For some reason I'm feeling tender hearted and emotional....maybe it's all that woman thing, who knows.

Facebook seriously has a way of not only reuniting people from your past (and present)....but tying in memories that either you have forgotten about, or memories you have always thought about, but just don't get thought about nearly enough.

My pastor from my childhood is actually one of my Facebook friends.

He was a man of such respect (and still is to this day), so knowledgeable of God's word...all tied up in to such a sweet soul.

I remember the day I came to know Christ. I remember like it was like yesterday.
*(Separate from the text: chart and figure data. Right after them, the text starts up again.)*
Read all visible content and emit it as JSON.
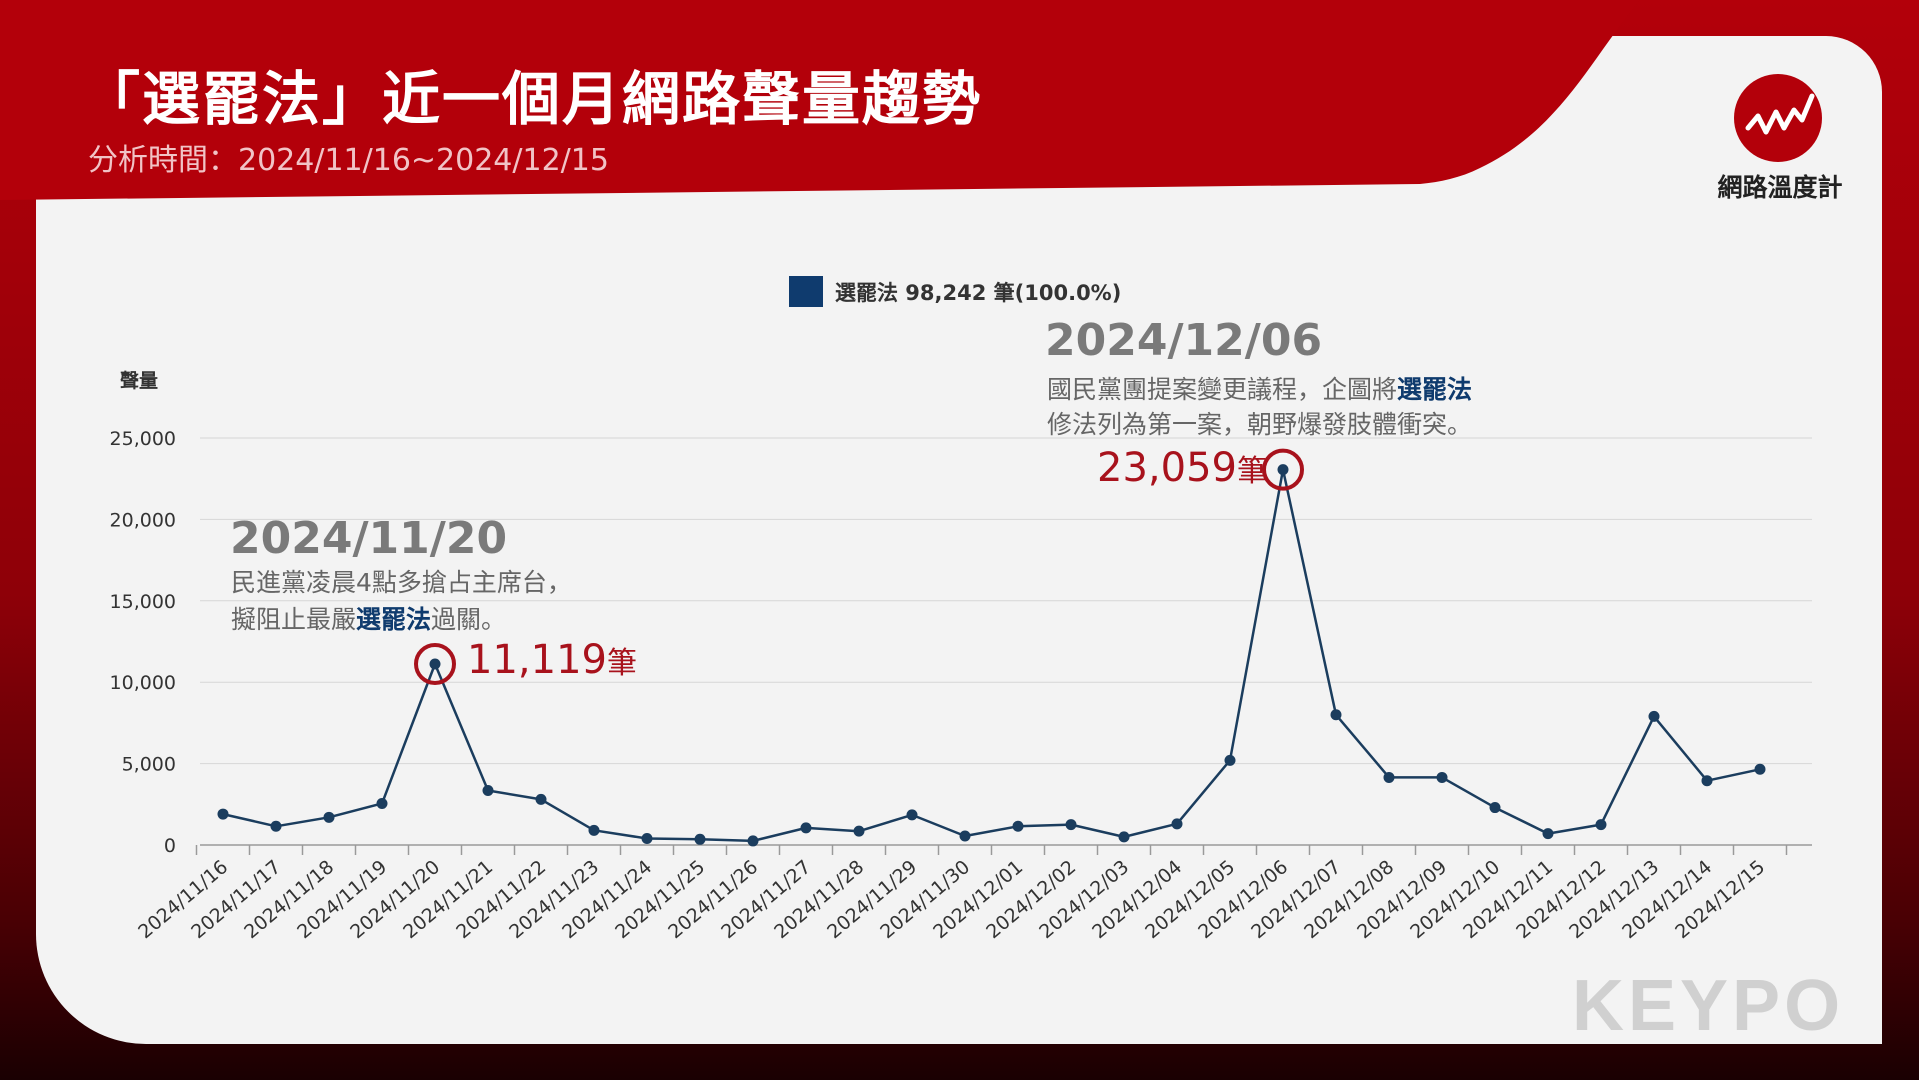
{
  "header": {
    "title": "「選罷法」近一個月網路聲量趨勢",
    "subtitle": "分析時間：2024/11/16~2024/12/15"
  },
  "brand": {
    "name": "網路溫度計",
    "watermark": "KEYPO"
  },
  "colors": {
    "accent_red": "#a8121c",
    "header_red": "#b3000a",
    "series_blue": "#1b3d5e"
  },
  "chart_data": {
    "type": "line",
    "ylabel": "聲量",
    "ylim": [
      0,
      25000
    ],
    "yticks": [
      "0",
      "5,000",
      "10,000",
      "15,000",
      "20,000",
      "25,000"
    ],
    "grid": true,
    "legend": {
      "placement": "top-center",
      "label": "選罷法 98,242 筆(100.0%)"
    },
    "categories": [
      "2024/11/16",
      "2024/11/17",
      "2024/11/18",
      "2024/11/19",
      "2024/11/20",
      "2024/11/21",
      "2024/11/22",
      "2024/11/23",
      "2024/11/24",
      "2024/11/25",
      "2024/11/26",
      "2024/11/27",
      "2024/11/28",
      "2024/11/29",
      "2024/11/30",
      "2024/12/01",
      "2024/12/02",
      "2024/12/03",
      "2024/12/04",
      "2024/12/05",
      "2024/12/06",
      "2024/12/07",
      "2024/12/08",
      "2024/12/09",
      "2024/12/10",
      "2024/12/11",
      "2024/12/12",
      "2024/12/13",
      "2024/12/14",
      "2024/12/15"
    ],
    "series": [
      {
        "name": "選罷法",
        "values": [
          1900,
          1150,
          1700,
          2550,
          11119,
          3350,
          2800,
          900,
          400,
          350,
          250,
          1050,
          850,
          1850,
          550,
          1150,
          1250,
          500,
          1300,
          5200,
          23059,
          8000,
          4150,
          4150,
          2300,
          700,
          1250,
          7900,
          3950,
          4650
        ]
      }
    ],
    "annotations": [
      {
        "index": 4,
        "date": "2024/11/20",
        "line1": "民進黨凌晨4點多搶占主席台，",
        "line2_pre": "擬阻止最嚴",
        "line2_hi": "選罷法",
        "line2_post": "過關。",
        "value": "11,119",
        "unit": "筆"
      },
      {
        "index": 20,
        "date": "2024/12/06",
        "line1_pre": "國民黨團提案變更議程，企圖將",
        "line1_hi": "選罷法",
        "line2": "修法列為第一案，朝野爆發肢體衝突。",
        "value": "23,059",
        "unit": "筆"
      }
    ]
  }
}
We lived in a small, brick home in a neighborhood that was right across the street from our Church home, Hillcrest Baptist Church. I remember the days of Sunday School there, VBS, Fellowship picnics on the church lawn, sitting in "Big Church" as I would call it drawing pictures on the envelopes and eating Jolly Ranchers of my dad's...so many memories came from that church.

It was during the time period when Magic Johnson found out he was HIV positive. I remember I was 9 years old without a care in the world.

My mom was in the hallway of our house sorting through laundry when the thought hit me..."Where will I go when I die? I don't know...."

After speaking with my parents, I met with Pastor Ron who went through the Sinners Prayer, who told me I would now be embarking on a whole new life. The feelings I had were unexplainable. I felt as if a weight had been lifted off my shoulders...seriously like I was made brand new.

The next Sunday I went forward and made my Profession to Christ in front of my whole church. I cried...my parents cried, and others cried. The day I got baptized I remember being lifted in front of the whole congregation from being so short.